Starting from these impressions, Carola Bonfili develops a narrative that she then deconstructs and varies through different media – a CGI video conceived as a trailer, an immersive VR environment and a series of sculptures – with the aim of bringing a video game to life.

The story’s protagonist is M’ling, a little monkey who suddenly sees that certain parts of her body are turning into stone and embarks on an initiatory journey in search of healing. On this journey, the little monkey encounters a series of mysterious objects to which she dedicates her sensorial attention: she talks to water, meets a robot and is guided by a mysterious melody. By letting go in the flow of surreal events, she finds the path towards her well-being.

In the video The Stone Monkey and VR installation Level 1, Illusions That We Should Have, but Don’t, the narrative develops through a succession of mysterious events that constantly displace the point of adherence to reality. Here, even the sounds play an important role by creating actual “sound objects” and amplifying the unsettling quality of the whole experience.

The deliberately fragmented nature of the project is underlined by sculptures that draw on some of the themes and imagery of the story, translating them into physical elements. If M’ling and Tanky Pear are concrete reproductions of the main characters and recall action figures produced in the field of gaming, The Stone Monkey PBR consists of a series of spherical sculptures that have been created based on PBRs or physical renders, digital objects used in 3D modelling to display texture samples. Finally, The Multicrane adapts the technique used in Walt Disney’s early animations. A tribute to craftsmanship that persists as a method in its approach to the digital.

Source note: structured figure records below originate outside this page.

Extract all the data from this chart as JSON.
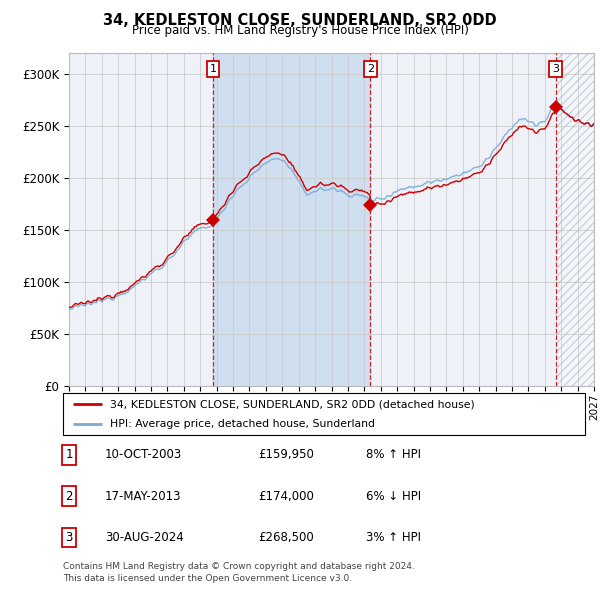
{
  "title": "34, KEDLESTON CLOSE, SUNDERLAND, SR2 0DD",
  "subtitle": "Price paid vs. HM Land Registry's House Price Index (HPI)",
  "xlim_start": 1995.0,
  "xlim_end": 2027.0,
  "ylim": [
    0,
    320000
  ],
  "yticks": [
    0,
    50000,
    100000,
    150000,
    200000,
    250000,
    300000
  ],
  "ytick_labels": [
    "£0",
    "£50K",
    "£100K",
    "£150K",
    "£200K",
    "£250K",
    "£300K"
  ],
  "sale_dates": [
    2003.78,
    2013.37,
    2024.66
  ],
  "sale_prices": [
    159950,
    174000,
    268500
  ],
  "sale_labels": [
    "1",
    "2",
    "3"
  ],
  "legend_house": "34, KEDLESTON CLOSE, SUNDERLAND, SR2 0DD (detached house)",
  "legend_hpi": "HPI: Average price, detached house, Sunderland",
  "table_rows": [
    {
      "num": "1",
      "date": "10-OCT-2003",
      "price": "£159,950",
      "hpi": "8% ↑ HPI"
    },
    {
      "num": "2",
      "date": "17-MAY-2013",
      "price": "£174,000",
      "hpi": "6% ↓ HPI"
    },
    {
      "num": "3",
      "date": "30-AUG-2024",
      "price": "£268,500",
      "hpi": "3% ↑ HPI"
    }
  ],
  "footer": "Contains HM Land Registry data © Crown copyright and database right 2024.\nThis data is licensed under the Open Government Licence v3.0.",
  "hpi_color": "#7aaad4",
  "sale_line_color": "#cc0000",
  "sale_marker_color": "#cc0000",
  "background_color": "#ffffff",
  "plot_bg_color": "#eef2f8",
  "grid_color": "#cccccc",
  "shade_color": "#d0dff0"
}
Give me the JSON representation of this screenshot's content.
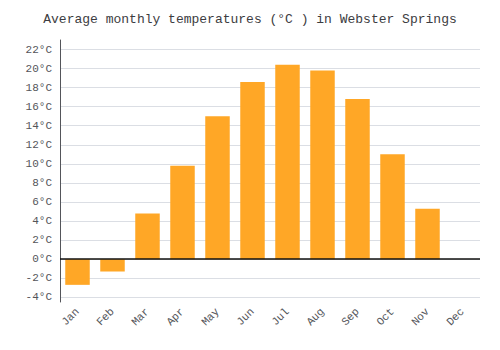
{
  "chart_data": {
    "type": "bar",
    "title": "Average monthly temperatures (°C ) in Webster Springs",
    "categories": [
      "Jan",
      "Feb",
      "Mar",
      "Apr",
      "May",
      "Jun",
      "Jul",
      "Aug",
      "Sep",
      "Oct",
      "Nov",
      "Dec"
    ],
    "values": [
      -2.7,
      -1.3,
      4.8,
      9.8,
      15.0,
      18.6,
      20.4,
      19.8,
      16.8,
      11.0,
      5.3,
      0.0
    ],
    "color": "#FFA726",
    "ylim": [
      -4.5,
      23
    ],
    "yticks": [
      {
        "value": -4,
        "label": "-4°C"
      },
      {
        "value": -2,
        "label": "-2°C"
      },
      {
        "value": 0,
        "label": "0°C"
      },
      {
        "value": 2,
        "label": "2°C"
      },
      {
        "value": 4,
        "label": "4°C"
      },
      {
        "value": 6,
        "label": "6°C"
      },
      {
        "value": 8,
        "label": "8°C"
      },
      {
        "value": 10,
        "label": "10°C"
      },
      {
        "value": 12,
        "label": "12°C"
      },
      {
        "value": 14,
        "label": "14°C"
      },
      {
        "value": 16,
        "label": "16°C"
      },
      {
        "value": 18,
        "label": "18°C"
      },
      {
        "value": 20,
        "label": "20°C"
      },
      {
        "value": 22,
        "label": "22°C"
      }
    ],
    "grid": true
  }
}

Every aspect of the story is the result of a careful construction that combines different languages and eras: from 19th-century literature to Brutalist architecture, from contemporary comics to generative artificial intelligence. In this project, the author shows how a single story is potentially infinite and how its specificities depend on the chosen means of expression in a constant and always fragmentary cross-reference that leaves ample room for imagination.